Thursday, August 30, 2007

Action Item: Tell Legislature to Get the Job Done Right This Time


When the Florida Legislature convenes the special session scheduled to begin September 18, it will cost taxpayers $40,000 a day. To date, legislative leadership is insisting they will focus solely on making essential budget reductions, despite calls from all sides that they take up two urgent issues they failed to address during the regular session.

1. No-Fault Auto Insurance and PIP Coverage: On October 1st, Florida's no-fault auto insurance laws are scheduled to expire, and there will no longer be any requirement that drivers carry a minimum level of personal injury protection (PIP) insurance. PIP provides an essential health care safety net. Without it, the twenty percent of Floridians who have no health insurance will have no coverage for treatment of injuries sustained in auto accidents, and hospitals say they will be forced to bear the costs of administering emergency treatment to uninsured accident victims. Health insurance companies say they will be forced to increase premiums, and courts will be clogged with lawsuits. To protect Florida's drivers, the Legislature must extend the current law for a year to allow time for reform legislation to be developed.
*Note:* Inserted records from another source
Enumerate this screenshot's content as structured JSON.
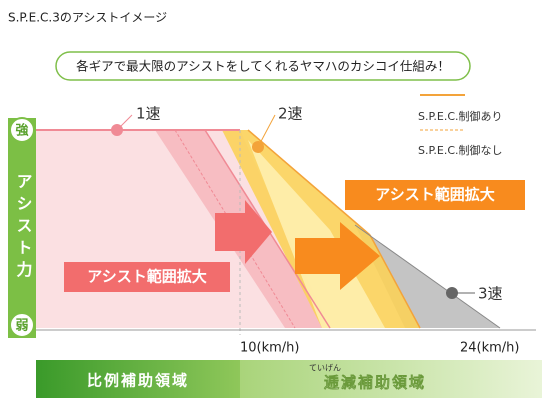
{
  "title": "S.P.E.C.3のアシストイメージ",
  "banner": "各ギアで最大限のアシストをしてくれるヤマハのカシコイ仕組み！",
  "axis": {
    "strong": "強",
    "weak": "弱",
    "label": "アシスト力"
  },
  "gears": [
    "1速",
    "2速",
    "3速"
  ],
  "legend": [
    "S.P.E.C.制御あり",
    "S.P.E.C.制御なし"
  ],
  "arrows": [
    "アシスト範囲拡大",
    "アシスト範囲拡大"
  ],
  "speeds": [
    "10(km/h)",
    "24(km/h)"
  ],
  "zones": [
    {
      "label": "比例補助領域"
    },
    {
      "label": "逓減補助領域",
      "ruby": "ていげん"
    }
  ]
}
2. KidCare: More than half a million Florida children are without health insurance of any kind. The KidCare program is designed to provide coverage to children whose parents make too much to qualify for Medicaid but not enough to afford private health insurance. However, because Florida has failed to maximize enrollment in the program, we have lost more than $130 million dollars in available federal funding. A package of reforms was proposed in this year's legislative session with wide, bi-partisan support, including the backing of Governor Charlie Crist, CFO Alex Sink, and most legislative leaders. But the legislature ended the regular session without enacting this widely supported reform legislation that would have helped thousands of uninsured Florida children get access to basic medical care.